Not only do we flatten down all of the Vec<T> vectors to one Vec<T>, we also stash the now-empty Vec<T>s for later re-use. This means in steady state of encoding and decoding (for example, sending to and receiving from your peers) we don't need to interact very much with the allocator, generally a good state to be in.

Columnar trait

Finally, there is a Columnar trait which is implemented for types with a specific type of ColumnarStack supporting their type.

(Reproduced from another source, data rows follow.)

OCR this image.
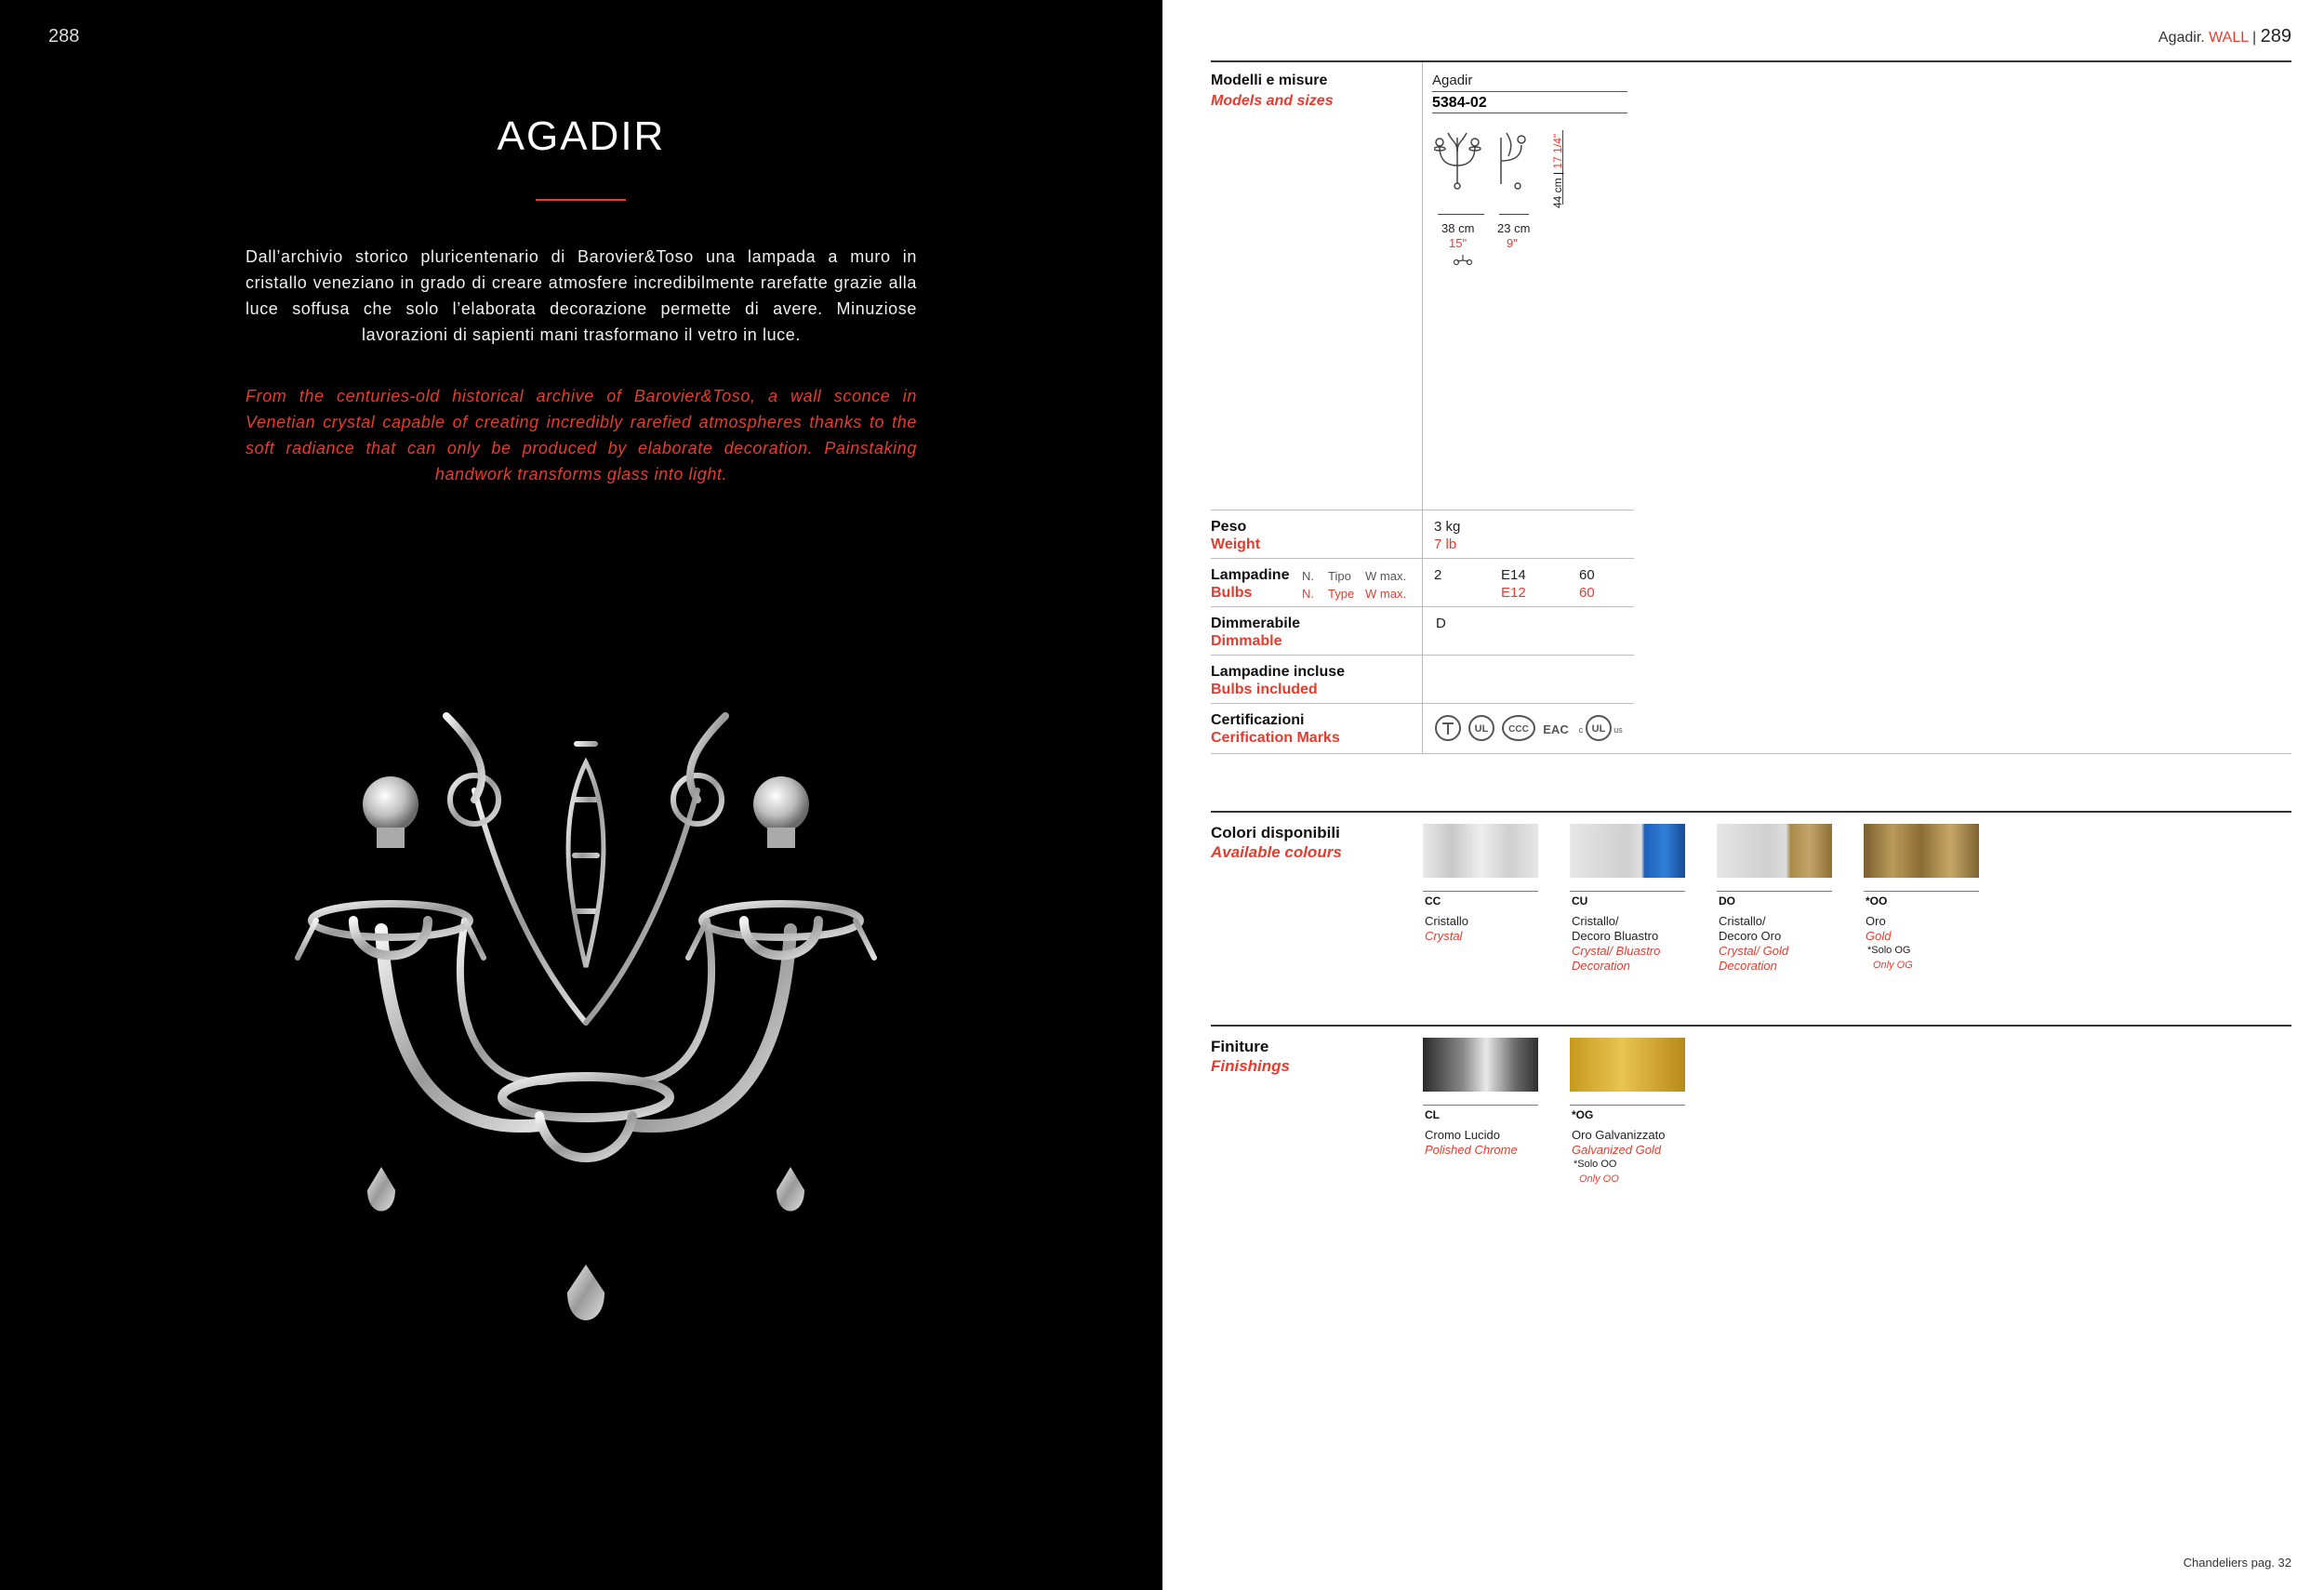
288
AGADIR
Dall’archivio storico pluricentenario di Barovier&Toso una lampada a muro in cristallo veneziano in grado di creare atmosfere incredibilmente rarefatte grazie alla luce soffusa che solo l’elaborata decorazione permette di avere. Minuziose lavorazioni di sapienti mani trasformano il vetro in luce.
From the centuries-old historical archive of Barovier&Toso, a wall sconce in Venetian crystal capable of creating incredibly rarefied atmospheres thanks to the soft radiance that can only be produced by elaborate decoration. Painstaking handwork transforms glass into light.
Agadir. WALL | 289
Modelli e misure
Models and sizes
Agadir
5384-02
38 cm
15"
23 cm
9"
44 cm | 17 1/4"
Peso
Weight
3 kg
7 lb
Lampadine
Bulbs
N. Tipo W max.
N. Type W max.
2	E14
E12
60
60
Dimmerabile
Dimmable
D
Lampadine incluse
Bulbs included
Certificazioni
Cerification Marks
UL CCC EAC c UL us
Colori disponibili
Available colours
CC
Cristallo
Crystal
CU
Cristallo/
Decoro Bluastro
Crystal/ Bluastro
Decoration
DO
Cristallo/
Decoro Oro
Crystal/ Gold
Decoration
*OO
Oro
Gold
*Solo OG
Only OG
Finiture
Finishings
CL
Cromo Lucido
Polished Chrome
*OG
Oro Galvanizzato
Galvanized Gold
*Solo OO
Only OO
Chandeliers pag. 32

pub trait Columnar: Debug + PhantomFn<Self> + 'static {
    type Stack: ColumnarStack<Self> + 'static ;

This trait exists because some types T may have multiple implementators of ColumnarStack<T>. For example, (Vec<u64>, Vec<u64>) and Vec<(u64, u64)> both implement ColumnarStack<(u64, u64)>. Consequently, we define one implementation of Columnar that covers (u64, u64):

impl<T1: Columnar, T2: Columnar> Columnar for (T1, T2) {
    type Stack = (T1::Stack, T2::Stack);

This implementation says that any pair of Columnar types is also Columnar, and with the specific ColumnarStack implementation backed by the pair of corresponding ColumnarStack types. This means that we do not use Vec<(u64, u64)>, which we could have done, although one could wrap (u64, u64) in a new type and provide a new Columnar implementation.